Saat di Surosowan Banten, sang pangeran dari Cirebon tersebut oleh Panembahan Pekalangan Gede dinikahkan dengan salah satu putrinya bernama Ratu Winaon binti Maulana Yusuf, saat Maulana Yusuf menjadi sultan Banten menggantikan mendiang ayahnya Kanjeng Sultan Maulana Hasanuddin tahun 1570 M. Dari pernikahan dengan Ratu Winaon, Pangeran Wirasuta dianugerahi beberapa putera antara lain Pangeran Sutajaya (makamnya di Gebang Kulon, Kecamatan Gebang, Cirebon) dan Pangeran Kulon. Nama terakhir ini lalu mengganti namanya dengan Zainudin, yang kemudian jasadnya dimakamkan di Kali Dalung, Serang.
Nasab dan Marwah
Menurut naskah silsilah Kenari, Zainudin ini putera dari Badruttamam (sebutan bagi orang yang menekuni sufisme) dan nama asli dari Badruttamam adalah Pangeran Wirasuta atau Pangeran Gebang (Pangeran yang tinggal di Gebang Cirebon sebelum pindah ke Banten), penyebutan nama Pangeran Gebang yang dihubungkan dengan nama Badruttamam itu dikuatkan oleh Naskah Mertasinga dan Buku Tinjauan Kritis Sajarah Banten (P.A. Husein Djajadingrat).

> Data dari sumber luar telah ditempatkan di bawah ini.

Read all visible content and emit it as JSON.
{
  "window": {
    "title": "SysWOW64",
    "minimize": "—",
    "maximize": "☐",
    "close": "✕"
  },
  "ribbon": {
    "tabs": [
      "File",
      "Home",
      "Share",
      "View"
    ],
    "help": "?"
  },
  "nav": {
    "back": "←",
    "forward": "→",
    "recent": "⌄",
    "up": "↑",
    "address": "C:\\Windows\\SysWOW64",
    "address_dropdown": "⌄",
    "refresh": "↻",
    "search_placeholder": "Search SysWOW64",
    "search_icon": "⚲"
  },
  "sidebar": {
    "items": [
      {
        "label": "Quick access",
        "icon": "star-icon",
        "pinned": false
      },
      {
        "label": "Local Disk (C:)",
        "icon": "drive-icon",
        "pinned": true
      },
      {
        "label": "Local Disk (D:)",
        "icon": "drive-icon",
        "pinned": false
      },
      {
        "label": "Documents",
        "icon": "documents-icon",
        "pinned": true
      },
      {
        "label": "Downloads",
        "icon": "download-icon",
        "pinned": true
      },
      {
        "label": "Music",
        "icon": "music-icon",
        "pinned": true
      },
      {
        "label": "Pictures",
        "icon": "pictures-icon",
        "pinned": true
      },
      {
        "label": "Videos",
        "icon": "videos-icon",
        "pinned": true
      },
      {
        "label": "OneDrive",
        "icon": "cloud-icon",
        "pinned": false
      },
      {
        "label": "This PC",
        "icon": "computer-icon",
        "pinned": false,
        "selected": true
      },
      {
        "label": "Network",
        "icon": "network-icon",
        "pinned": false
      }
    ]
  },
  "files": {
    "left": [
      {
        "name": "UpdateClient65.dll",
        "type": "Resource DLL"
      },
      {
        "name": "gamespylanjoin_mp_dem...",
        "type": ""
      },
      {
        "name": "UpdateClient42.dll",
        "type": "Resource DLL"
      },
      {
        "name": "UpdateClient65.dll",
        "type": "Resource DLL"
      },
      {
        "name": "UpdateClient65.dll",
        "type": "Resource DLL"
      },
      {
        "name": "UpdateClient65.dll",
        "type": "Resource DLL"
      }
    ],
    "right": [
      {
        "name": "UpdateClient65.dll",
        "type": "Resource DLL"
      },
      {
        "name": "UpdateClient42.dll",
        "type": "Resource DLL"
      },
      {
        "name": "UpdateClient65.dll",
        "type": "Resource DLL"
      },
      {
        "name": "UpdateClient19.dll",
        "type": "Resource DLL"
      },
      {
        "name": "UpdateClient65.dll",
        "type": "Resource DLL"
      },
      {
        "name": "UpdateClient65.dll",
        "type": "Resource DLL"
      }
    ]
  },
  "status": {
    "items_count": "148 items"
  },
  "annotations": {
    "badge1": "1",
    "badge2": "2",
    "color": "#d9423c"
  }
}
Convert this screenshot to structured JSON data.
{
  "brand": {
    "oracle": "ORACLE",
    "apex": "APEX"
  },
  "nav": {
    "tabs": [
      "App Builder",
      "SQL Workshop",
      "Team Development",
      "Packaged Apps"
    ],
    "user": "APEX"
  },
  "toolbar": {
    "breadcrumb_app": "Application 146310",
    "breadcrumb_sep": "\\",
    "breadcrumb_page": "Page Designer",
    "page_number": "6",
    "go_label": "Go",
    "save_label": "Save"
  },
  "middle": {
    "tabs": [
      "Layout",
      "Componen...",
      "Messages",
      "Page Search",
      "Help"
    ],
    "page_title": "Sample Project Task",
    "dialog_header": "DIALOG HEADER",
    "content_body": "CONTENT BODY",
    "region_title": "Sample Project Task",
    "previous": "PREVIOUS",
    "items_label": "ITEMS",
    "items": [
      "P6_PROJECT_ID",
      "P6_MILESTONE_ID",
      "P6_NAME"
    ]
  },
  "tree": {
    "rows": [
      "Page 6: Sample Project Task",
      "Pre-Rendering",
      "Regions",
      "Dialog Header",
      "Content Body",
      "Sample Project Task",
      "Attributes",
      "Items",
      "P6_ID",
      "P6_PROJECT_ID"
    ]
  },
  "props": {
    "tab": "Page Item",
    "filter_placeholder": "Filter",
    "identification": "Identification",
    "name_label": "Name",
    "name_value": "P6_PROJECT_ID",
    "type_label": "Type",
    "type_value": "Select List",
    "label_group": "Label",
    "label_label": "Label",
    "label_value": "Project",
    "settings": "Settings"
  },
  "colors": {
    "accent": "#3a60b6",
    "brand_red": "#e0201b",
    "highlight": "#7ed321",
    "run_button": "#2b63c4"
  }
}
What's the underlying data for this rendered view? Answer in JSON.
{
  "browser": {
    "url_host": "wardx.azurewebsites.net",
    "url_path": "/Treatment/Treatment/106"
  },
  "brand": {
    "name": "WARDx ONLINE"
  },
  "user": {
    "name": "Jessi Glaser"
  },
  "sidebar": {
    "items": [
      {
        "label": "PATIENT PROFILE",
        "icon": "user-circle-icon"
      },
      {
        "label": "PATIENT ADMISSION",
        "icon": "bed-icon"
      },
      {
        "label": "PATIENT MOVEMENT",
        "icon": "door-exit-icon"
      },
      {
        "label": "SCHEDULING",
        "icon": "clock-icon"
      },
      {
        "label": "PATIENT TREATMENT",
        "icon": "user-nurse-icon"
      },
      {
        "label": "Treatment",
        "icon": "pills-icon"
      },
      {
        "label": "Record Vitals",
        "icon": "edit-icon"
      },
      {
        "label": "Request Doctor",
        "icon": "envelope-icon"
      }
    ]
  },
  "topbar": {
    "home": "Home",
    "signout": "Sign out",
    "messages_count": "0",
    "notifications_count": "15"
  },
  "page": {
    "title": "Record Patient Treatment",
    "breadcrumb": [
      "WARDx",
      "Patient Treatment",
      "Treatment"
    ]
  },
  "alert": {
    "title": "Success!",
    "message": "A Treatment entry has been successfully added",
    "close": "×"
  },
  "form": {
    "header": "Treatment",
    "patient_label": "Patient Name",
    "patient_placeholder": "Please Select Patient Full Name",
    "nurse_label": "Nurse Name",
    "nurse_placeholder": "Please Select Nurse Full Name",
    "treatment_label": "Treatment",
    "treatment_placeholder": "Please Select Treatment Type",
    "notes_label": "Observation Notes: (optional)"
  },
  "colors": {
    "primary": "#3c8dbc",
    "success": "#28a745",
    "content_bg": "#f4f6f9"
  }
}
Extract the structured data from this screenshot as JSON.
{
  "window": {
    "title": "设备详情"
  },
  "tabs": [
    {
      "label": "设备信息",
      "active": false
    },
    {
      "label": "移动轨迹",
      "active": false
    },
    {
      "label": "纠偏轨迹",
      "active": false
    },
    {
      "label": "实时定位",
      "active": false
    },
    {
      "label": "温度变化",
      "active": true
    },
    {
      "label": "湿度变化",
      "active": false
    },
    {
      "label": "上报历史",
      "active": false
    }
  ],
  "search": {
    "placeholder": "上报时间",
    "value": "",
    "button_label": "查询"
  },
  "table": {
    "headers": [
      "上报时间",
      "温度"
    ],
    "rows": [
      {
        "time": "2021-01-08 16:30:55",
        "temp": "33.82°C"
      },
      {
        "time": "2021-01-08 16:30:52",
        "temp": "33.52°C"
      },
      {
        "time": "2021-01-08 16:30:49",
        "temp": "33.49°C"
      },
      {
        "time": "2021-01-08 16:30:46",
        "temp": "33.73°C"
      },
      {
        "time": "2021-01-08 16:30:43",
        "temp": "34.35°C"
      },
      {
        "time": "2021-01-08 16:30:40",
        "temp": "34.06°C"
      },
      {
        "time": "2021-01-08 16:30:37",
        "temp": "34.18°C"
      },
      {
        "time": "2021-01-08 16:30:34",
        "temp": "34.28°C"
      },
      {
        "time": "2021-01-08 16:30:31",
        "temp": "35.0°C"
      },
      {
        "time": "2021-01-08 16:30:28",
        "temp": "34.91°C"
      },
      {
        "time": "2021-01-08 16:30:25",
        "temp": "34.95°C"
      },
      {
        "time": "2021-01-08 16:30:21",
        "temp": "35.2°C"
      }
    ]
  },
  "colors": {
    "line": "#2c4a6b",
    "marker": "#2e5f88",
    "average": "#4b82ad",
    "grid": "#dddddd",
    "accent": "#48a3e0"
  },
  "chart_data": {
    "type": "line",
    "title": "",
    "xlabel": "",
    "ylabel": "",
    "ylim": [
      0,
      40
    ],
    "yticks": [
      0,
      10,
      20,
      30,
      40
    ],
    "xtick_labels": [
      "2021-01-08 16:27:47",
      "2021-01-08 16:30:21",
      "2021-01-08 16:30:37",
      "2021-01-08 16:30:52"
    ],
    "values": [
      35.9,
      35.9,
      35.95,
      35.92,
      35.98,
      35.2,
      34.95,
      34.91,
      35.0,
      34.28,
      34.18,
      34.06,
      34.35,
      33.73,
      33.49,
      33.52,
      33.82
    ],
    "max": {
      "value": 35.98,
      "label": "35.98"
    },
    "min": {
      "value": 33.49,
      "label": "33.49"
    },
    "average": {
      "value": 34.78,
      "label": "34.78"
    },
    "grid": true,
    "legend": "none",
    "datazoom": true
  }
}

Hal itu diceritakan oleh ahli silsilah yakni RTb. Moggy Nur Fadlil Setya Tirtayasa (Wawancara : 2021) bahwa betul Badruttamam adalah asli Cirebon yang punya nama asli Pangeran Wirasuta bin Pangeran Suwarga dengan ibu Nyi Mas Gede binti Nyi Mas Sri. Sedangkan Nyi Mas Gede menurutnya adalah puteri dari ayah yang bernama Syaikh Fadlilah Khan atau Fatahillah, dengan nama gelar Raden Bagus Pasai alias Wong Agung dari Pasai.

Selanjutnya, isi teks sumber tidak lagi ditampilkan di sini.